雨が見ていた~Painful love~
その言葉を最後に、郷田先生は電話を切った。
プープー、プープー…
受話器の向こうから聞こえる無情な機械音
――キョウちゃんが…予選敗退!?
あのキョウちゃんが??
ありえない!
だって世界記録とタイ記録ってことは…世界で一番速いスイマーって言葉と同義語じゃないか。

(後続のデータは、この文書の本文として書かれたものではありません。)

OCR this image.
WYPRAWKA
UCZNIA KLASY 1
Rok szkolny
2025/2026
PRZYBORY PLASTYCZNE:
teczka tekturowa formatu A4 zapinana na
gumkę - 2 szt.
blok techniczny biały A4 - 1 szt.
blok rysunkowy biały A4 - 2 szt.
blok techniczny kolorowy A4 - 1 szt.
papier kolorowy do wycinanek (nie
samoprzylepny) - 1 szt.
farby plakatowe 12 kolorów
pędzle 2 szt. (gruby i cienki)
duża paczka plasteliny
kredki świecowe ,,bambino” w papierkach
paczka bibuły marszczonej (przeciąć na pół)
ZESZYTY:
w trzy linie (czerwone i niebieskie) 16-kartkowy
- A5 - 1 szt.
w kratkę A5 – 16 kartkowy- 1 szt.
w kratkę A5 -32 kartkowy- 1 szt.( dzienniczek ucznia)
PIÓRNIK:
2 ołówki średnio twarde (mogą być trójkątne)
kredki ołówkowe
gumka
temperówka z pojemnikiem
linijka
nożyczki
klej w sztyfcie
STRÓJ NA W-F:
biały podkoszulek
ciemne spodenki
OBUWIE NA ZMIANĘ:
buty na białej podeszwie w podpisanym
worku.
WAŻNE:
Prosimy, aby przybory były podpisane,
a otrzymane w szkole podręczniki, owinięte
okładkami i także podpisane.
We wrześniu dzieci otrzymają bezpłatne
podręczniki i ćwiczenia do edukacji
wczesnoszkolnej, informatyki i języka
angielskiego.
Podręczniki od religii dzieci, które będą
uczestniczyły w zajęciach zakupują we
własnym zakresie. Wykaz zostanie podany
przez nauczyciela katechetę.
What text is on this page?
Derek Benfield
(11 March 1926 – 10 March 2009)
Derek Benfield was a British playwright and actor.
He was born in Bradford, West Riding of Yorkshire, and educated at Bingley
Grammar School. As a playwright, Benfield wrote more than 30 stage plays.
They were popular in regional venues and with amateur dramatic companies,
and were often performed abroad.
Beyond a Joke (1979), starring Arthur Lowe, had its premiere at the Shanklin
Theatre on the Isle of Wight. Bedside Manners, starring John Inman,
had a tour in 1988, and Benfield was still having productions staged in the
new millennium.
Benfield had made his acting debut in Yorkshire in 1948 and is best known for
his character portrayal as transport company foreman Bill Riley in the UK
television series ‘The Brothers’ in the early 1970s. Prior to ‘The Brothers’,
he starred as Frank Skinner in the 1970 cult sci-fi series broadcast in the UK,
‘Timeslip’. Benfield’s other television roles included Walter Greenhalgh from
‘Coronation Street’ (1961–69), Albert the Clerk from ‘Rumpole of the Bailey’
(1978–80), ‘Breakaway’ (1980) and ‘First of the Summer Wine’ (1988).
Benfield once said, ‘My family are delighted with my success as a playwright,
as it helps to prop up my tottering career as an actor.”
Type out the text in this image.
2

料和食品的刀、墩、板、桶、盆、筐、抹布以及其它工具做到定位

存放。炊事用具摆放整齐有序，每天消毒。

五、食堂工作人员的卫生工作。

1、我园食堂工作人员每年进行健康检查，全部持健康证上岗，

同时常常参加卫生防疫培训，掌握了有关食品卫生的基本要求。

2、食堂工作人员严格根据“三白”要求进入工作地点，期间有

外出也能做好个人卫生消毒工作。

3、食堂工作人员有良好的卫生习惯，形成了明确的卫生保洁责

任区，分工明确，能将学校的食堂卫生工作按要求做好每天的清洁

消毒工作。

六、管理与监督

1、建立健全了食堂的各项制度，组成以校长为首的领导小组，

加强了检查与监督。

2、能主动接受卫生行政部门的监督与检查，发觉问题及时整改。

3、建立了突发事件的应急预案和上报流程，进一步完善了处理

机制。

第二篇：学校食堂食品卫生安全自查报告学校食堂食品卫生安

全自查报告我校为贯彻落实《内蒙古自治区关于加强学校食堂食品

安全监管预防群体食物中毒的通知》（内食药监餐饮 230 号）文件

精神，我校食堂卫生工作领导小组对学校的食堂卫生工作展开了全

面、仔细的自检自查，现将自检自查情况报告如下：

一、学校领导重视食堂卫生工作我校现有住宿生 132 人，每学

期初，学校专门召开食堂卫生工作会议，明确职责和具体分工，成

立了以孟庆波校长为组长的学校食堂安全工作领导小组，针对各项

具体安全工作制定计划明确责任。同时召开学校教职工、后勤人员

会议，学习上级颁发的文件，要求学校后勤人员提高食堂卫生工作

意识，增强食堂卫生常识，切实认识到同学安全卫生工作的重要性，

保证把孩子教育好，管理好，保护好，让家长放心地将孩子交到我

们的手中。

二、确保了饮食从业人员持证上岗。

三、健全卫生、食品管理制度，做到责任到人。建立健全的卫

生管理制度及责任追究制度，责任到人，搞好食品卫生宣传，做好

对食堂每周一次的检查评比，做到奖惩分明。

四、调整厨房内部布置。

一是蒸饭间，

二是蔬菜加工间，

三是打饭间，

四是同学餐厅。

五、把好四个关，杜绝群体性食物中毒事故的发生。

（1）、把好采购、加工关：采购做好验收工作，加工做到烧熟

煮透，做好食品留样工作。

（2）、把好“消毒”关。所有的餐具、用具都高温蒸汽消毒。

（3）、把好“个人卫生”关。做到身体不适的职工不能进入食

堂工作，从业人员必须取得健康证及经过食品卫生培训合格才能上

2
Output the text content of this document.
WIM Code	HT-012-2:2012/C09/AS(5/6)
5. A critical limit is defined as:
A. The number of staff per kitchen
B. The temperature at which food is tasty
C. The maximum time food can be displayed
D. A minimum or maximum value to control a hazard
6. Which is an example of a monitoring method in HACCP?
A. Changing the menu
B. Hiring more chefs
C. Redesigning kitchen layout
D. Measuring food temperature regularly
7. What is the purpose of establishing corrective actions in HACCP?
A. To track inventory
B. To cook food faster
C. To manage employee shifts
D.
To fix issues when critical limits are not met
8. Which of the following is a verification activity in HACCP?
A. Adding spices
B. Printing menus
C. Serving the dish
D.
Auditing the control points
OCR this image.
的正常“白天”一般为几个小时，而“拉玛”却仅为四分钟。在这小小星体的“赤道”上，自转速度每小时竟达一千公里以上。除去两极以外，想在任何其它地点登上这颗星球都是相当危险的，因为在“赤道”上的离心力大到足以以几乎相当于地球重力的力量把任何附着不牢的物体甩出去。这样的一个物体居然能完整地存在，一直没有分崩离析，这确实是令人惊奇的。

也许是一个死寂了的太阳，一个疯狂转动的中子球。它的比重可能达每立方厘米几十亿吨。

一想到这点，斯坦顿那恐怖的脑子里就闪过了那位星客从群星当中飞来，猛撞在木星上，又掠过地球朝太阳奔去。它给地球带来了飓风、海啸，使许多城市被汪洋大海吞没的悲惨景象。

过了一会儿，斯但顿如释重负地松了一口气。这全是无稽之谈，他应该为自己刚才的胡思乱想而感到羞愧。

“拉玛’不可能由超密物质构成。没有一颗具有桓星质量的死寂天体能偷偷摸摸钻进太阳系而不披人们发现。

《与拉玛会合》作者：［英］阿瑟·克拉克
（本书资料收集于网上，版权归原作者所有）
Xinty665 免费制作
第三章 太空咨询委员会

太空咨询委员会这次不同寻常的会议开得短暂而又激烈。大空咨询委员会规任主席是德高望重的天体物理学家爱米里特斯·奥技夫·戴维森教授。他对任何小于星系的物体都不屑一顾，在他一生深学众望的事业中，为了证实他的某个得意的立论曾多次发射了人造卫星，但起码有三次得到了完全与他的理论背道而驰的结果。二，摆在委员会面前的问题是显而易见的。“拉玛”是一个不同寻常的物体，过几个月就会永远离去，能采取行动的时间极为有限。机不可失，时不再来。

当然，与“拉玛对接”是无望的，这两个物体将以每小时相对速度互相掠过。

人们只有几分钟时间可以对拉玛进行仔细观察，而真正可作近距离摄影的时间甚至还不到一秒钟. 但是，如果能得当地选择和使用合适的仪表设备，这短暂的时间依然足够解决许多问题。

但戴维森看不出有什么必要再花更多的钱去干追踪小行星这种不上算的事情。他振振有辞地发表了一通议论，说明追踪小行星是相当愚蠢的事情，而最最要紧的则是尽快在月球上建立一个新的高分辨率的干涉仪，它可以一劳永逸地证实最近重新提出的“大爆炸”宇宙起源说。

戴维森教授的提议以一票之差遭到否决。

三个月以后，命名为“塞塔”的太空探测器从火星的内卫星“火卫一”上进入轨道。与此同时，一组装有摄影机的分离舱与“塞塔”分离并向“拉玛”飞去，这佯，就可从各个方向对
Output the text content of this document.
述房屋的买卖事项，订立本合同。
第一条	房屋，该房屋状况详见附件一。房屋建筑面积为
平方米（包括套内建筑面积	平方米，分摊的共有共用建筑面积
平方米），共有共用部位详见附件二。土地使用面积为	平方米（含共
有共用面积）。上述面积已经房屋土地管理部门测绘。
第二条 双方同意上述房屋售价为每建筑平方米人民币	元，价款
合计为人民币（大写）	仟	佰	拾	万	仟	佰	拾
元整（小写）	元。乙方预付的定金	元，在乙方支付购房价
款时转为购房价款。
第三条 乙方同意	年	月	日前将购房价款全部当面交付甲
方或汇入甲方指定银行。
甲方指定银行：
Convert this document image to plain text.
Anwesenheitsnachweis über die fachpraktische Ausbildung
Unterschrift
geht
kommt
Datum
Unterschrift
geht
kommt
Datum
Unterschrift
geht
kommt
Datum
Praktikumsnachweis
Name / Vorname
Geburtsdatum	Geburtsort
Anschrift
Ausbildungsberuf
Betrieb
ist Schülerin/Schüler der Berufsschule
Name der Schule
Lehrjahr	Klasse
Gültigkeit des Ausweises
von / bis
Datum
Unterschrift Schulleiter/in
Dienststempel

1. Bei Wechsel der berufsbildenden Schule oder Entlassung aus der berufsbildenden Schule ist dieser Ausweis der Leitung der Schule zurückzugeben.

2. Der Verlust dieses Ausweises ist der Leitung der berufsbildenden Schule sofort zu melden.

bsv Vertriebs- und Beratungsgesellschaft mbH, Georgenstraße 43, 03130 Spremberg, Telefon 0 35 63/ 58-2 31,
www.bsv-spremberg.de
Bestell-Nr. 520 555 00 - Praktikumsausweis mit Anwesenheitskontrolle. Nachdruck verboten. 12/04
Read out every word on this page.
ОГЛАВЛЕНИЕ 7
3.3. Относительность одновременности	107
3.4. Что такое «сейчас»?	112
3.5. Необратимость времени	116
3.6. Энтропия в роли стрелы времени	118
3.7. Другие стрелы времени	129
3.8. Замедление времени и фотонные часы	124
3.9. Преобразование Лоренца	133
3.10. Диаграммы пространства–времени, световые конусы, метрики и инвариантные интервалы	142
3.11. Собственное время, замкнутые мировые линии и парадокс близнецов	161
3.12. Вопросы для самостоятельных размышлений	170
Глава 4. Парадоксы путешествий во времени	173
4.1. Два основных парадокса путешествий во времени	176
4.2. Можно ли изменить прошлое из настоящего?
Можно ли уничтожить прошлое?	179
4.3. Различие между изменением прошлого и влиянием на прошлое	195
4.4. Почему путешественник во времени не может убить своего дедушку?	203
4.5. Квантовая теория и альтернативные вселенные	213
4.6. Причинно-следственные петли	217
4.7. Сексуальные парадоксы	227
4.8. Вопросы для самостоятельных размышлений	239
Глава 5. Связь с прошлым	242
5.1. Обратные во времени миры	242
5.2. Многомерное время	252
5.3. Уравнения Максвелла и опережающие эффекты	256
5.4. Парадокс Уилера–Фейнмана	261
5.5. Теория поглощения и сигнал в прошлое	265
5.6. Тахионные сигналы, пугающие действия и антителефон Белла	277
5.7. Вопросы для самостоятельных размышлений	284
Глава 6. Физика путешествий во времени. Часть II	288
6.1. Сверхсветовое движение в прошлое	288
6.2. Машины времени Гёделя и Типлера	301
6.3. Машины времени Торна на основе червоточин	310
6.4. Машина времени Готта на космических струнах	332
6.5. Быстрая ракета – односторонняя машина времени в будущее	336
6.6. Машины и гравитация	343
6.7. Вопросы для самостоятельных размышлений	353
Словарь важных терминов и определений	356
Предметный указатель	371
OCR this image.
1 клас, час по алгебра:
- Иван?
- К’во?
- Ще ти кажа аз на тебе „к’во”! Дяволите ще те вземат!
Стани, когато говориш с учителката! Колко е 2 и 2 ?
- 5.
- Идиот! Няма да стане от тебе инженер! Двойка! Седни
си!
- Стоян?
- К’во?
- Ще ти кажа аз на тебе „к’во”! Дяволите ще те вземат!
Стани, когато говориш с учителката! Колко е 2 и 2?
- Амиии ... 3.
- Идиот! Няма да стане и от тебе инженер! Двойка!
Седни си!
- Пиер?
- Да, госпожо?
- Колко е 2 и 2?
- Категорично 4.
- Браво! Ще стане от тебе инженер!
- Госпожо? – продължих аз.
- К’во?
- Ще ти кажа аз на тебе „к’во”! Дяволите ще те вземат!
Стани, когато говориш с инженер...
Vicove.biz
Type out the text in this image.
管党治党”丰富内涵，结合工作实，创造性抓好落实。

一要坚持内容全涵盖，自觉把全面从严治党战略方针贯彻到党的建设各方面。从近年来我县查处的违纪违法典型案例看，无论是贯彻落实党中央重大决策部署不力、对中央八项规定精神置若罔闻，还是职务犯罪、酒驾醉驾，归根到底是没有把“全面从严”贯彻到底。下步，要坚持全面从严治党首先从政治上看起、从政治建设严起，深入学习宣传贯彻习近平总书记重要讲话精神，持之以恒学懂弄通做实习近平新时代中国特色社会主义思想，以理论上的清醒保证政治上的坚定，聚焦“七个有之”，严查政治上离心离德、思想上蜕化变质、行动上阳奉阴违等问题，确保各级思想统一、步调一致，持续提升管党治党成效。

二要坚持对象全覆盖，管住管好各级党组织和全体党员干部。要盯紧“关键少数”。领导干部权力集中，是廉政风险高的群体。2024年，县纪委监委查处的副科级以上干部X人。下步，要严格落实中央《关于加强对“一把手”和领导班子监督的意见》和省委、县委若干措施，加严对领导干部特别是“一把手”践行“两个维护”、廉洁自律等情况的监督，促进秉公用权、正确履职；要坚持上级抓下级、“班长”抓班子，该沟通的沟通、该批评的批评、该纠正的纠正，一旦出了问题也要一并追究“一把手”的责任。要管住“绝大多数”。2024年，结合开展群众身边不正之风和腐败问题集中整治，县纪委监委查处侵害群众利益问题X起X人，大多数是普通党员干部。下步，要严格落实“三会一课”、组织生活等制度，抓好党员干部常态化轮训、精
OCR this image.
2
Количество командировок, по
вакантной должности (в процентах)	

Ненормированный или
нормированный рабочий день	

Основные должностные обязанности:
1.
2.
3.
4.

世界水泳でも優勝を狙えるほどの実力を持つキョウちゃんが、日本選手権で予選敗退…??
ありえない。
どう考えたってありえない。
――何やってるのよ、キョウちゃん…!!
私は郷田先生の言葉を未だに信じられない気持ちで受け止めていた。
受話器を持ったままフリーズしている私を見て
「お、おい、桐谷!大丈夫か!?」
喜多川君は心配そうに私の肩をポンポンと叩く。
「あ、あぁ、ごめん。」
焦って受話器を元に戻すと
「なんかあった?」
「え?」
「顔が真っ青だぞ。」
喜多川君は心配そうに私の顔をビッと指さす。
「あ…。ちょっと…パニックして…。」
しどろもどろでそう呟いて
ゆっくりとチェアーに腰かけると
「藤堂の…こと??」
喜多川君は突然核心に差し迫る。